Gabriel Zicolillo se refirió a los temas más controversiales de Balvanera y San Cristóbal. La inseguridad y la venta ambulante están entre los temas centrales.

Compartimos la segunda parte de la entrevista que le realizó Abran Paso.

El Comunero del Frente para la Victoria se refirió al mapa del delito y las nuevas propuestas elaboradas por el Ministerio de Seguridad de la Ciudad para afrontarlos. “Está muy bien tener monitoreados a los patrulleros, pero quiero ver qué resultado va dando”, opina.

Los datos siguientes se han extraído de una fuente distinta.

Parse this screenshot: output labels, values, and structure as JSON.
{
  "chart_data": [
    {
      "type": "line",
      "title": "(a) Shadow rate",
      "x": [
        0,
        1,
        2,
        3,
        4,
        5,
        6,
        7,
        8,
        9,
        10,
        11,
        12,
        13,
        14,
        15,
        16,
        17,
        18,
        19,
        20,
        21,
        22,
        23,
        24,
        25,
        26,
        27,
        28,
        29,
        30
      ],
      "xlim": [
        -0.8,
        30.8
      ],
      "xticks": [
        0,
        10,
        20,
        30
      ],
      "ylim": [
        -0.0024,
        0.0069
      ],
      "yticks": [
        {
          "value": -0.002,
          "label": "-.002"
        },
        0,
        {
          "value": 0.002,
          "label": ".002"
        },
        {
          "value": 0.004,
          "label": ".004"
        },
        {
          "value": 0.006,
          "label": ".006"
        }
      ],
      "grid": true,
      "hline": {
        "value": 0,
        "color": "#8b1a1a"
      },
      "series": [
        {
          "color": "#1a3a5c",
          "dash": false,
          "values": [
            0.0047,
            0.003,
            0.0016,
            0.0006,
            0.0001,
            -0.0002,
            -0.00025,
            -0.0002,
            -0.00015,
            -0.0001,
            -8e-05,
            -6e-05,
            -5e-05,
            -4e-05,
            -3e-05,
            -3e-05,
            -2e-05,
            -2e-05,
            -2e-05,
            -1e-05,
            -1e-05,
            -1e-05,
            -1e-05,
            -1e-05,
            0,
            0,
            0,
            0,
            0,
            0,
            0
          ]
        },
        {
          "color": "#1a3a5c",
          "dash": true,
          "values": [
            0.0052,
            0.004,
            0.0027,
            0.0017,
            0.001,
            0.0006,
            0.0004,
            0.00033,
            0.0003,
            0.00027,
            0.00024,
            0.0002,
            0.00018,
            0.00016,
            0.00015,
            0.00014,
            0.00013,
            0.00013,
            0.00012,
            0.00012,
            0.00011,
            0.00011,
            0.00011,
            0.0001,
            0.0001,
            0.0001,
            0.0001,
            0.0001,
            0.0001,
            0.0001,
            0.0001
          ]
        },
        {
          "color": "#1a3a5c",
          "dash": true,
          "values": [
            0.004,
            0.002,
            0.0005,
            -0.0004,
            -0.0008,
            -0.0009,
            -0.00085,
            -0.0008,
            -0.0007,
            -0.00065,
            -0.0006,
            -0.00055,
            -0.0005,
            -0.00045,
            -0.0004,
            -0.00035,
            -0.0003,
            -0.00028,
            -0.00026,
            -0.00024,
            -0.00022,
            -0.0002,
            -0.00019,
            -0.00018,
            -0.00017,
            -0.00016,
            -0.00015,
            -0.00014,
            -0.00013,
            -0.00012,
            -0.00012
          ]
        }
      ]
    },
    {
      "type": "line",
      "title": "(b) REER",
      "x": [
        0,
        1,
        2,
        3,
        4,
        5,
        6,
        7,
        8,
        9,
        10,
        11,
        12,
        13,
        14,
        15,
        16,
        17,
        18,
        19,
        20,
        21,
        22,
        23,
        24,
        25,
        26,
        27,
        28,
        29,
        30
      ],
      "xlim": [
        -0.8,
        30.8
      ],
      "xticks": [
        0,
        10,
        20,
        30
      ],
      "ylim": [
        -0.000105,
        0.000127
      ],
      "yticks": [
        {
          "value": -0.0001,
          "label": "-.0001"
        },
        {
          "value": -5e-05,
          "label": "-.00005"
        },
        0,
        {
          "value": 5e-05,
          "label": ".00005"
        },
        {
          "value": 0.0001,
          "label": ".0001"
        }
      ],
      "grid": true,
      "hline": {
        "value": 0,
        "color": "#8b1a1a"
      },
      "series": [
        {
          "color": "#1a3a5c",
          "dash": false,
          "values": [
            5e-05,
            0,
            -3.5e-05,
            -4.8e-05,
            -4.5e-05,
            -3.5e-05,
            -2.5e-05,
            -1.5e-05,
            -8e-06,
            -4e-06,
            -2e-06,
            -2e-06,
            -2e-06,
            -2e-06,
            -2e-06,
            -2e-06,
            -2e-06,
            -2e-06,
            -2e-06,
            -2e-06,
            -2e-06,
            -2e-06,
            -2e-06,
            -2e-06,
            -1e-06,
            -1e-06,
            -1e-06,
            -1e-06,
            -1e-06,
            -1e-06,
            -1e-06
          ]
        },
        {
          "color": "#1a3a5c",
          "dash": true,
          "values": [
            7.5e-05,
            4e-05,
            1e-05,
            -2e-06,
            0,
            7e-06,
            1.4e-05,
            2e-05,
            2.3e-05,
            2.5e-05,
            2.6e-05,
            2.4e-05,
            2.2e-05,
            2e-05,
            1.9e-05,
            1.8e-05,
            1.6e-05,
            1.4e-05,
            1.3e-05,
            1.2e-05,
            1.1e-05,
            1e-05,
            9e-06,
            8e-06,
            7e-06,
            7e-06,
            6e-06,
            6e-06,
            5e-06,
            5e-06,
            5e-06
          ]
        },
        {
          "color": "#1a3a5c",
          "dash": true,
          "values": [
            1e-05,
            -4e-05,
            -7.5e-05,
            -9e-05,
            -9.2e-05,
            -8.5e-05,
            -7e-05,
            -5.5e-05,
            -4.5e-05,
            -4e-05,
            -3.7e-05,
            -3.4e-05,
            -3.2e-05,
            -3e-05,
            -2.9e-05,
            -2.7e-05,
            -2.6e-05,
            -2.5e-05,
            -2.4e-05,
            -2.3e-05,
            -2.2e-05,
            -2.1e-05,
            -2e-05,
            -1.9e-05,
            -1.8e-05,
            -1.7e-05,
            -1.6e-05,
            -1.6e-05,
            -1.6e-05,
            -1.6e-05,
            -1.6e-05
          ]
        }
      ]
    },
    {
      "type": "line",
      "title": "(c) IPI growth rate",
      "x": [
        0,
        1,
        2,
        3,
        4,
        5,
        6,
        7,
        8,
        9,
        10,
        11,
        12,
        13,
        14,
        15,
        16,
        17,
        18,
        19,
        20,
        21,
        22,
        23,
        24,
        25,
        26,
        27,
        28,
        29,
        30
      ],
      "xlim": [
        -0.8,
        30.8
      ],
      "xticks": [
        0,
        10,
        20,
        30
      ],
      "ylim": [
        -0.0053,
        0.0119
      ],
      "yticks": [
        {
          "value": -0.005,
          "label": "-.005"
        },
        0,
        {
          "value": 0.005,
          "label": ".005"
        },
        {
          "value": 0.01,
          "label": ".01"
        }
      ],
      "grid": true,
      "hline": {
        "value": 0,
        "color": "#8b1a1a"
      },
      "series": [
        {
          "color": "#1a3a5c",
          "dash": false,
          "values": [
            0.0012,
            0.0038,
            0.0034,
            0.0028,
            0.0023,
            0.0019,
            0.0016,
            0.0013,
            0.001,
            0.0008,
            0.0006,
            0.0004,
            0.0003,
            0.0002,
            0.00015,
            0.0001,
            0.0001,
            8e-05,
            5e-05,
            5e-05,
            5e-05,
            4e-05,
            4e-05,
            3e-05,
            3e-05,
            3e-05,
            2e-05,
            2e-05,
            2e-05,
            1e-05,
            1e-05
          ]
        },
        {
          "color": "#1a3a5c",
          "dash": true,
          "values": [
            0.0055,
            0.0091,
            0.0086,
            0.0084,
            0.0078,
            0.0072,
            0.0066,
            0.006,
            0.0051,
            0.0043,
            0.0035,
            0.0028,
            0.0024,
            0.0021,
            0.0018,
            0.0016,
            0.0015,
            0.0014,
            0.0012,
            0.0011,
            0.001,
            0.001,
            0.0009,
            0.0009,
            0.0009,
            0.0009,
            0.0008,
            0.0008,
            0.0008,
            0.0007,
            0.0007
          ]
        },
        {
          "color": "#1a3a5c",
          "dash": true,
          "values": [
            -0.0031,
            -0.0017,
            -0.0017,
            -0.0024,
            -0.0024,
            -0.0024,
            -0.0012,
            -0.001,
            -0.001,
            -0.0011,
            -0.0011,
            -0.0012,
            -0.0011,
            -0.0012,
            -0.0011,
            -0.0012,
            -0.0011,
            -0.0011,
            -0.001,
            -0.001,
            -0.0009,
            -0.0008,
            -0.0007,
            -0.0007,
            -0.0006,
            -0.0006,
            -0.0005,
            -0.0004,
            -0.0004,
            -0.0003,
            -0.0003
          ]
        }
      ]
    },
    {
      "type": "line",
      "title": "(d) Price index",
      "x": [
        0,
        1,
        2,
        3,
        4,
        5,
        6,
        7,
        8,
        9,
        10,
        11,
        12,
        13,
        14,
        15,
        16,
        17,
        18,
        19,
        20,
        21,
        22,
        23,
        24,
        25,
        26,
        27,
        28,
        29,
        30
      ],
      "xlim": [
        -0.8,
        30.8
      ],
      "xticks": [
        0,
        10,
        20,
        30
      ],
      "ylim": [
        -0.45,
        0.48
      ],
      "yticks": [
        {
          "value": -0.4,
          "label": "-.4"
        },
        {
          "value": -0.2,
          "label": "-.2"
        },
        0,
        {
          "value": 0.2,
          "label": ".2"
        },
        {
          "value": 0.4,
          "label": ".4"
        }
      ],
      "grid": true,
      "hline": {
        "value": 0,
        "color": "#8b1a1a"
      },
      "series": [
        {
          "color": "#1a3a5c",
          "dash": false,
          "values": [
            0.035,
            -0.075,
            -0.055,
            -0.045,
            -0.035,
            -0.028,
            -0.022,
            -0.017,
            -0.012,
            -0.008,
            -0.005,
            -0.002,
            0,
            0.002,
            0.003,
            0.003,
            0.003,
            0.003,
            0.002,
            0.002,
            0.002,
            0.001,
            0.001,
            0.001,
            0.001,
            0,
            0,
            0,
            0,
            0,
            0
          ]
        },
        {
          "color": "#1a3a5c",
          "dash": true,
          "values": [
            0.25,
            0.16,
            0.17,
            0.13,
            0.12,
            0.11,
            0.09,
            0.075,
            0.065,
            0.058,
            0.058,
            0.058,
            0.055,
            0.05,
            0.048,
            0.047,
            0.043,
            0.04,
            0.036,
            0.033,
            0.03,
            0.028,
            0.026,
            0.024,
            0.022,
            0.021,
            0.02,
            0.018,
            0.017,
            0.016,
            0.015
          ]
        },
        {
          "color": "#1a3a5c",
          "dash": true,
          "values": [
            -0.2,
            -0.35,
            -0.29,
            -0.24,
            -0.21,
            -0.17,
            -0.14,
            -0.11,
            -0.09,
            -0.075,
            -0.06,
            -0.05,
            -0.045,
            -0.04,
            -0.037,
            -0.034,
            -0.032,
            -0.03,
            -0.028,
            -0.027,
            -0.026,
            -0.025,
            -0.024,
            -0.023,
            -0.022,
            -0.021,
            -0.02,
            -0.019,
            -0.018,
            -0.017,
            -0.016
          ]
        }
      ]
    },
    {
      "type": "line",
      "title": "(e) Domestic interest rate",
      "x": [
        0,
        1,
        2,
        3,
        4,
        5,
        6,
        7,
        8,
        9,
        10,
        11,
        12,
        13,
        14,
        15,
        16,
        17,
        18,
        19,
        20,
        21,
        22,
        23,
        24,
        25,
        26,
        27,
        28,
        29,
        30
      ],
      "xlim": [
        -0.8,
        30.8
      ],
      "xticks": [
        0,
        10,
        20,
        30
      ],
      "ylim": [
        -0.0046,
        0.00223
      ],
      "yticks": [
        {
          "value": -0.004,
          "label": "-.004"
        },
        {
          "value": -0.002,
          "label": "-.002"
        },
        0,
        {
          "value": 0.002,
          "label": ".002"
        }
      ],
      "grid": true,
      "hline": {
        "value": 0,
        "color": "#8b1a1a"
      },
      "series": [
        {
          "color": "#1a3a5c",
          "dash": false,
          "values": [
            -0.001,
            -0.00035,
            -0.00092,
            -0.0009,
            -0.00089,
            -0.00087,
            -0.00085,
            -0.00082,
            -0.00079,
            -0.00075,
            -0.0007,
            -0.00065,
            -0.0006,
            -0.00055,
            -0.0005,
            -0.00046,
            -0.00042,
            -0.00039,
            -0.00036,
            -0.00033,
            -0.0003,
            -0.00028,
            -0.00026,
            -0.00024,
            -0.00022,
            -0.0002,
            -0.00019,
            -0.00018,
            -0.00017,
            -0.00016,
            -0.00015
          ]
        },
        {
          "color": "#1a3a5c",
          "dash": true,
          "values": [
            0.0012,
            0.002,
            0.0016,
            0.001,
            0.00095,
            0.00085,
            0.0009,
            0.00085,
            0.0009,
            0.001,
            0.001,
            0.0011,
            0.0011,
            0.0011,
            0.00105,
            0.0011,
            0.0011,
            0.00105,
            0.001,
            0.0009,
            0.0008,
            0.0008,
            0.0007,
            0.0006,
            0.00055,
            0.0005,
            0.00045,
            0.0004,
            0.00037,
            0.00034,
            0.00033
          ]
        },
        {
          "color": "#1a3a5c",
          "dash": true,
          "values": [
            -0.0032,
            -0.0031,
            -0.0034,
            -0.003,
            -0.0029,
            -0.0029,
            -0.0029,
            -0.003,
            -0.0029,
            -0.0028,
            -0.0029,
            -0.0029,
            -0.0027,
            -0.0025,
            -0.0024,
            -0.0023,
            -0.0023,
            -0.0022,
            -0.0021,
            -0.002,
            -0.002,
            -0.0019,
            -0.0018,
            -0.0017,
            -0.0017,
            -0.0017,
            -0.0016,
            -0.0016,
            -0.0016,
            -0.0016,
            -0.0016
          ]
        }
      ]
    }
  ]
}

Para Zicolillo el problema de atacar la inseguridad no está en definir a las comisarías como comunales. Considera necesario pensar en una ciudad más equitativa para que la inseguridad ceda y las cosas cambien, “hay pibes que hace tres generaciones que no ven a sus viejos laburando, es complicado sacarlos de esa situación”. Sostiene que el problema no se resuelve con más patrulleros y más policías, “se necesita tiempo, trabajo, cabeza y si te encontrás conque cada vez hay menos vacantes, menos lugares en los hospitales y más inequidad, la Ciudad va a ser cada vez más violenta”, asegura.

En cuanto a la venta ambulante, otro tema que considera conflictivo, dice que a medida que se fueron expandiendo los puestos en la zona de Once fue muy difícil para los vecinos circular por las veredas.

“¿Quien puede oponerse a ordenar el comercio?” se pregunta y reflexiona que cuando aplican la solución para resolver el problema se vuelve todo más complejo. Estima que en los galpones asignados ingresan menos de un tercio de las personas que circulaban cuando estaban en las veredas, y que esos galpones cuentan con unos tinglados a través de los cuales se filtra el agua cuando llueve y se les arruina la mercadería. También considera que hay muchas personas que les compran a los manteros en la calle porque no caminarían hasta los locales oficiales y que necesitan otros tipos de precios porque se les esta haciendo cuesta arriba.

Por último, sostiene que “la situación de esa gente es de extrema vulnerabilidad. Hay que resolver cómo se alimentan todos los días. Es ahí donde me encuentro con un gobierno con una profunda insensibilidad, con corazón de piedra”, dice conmovido.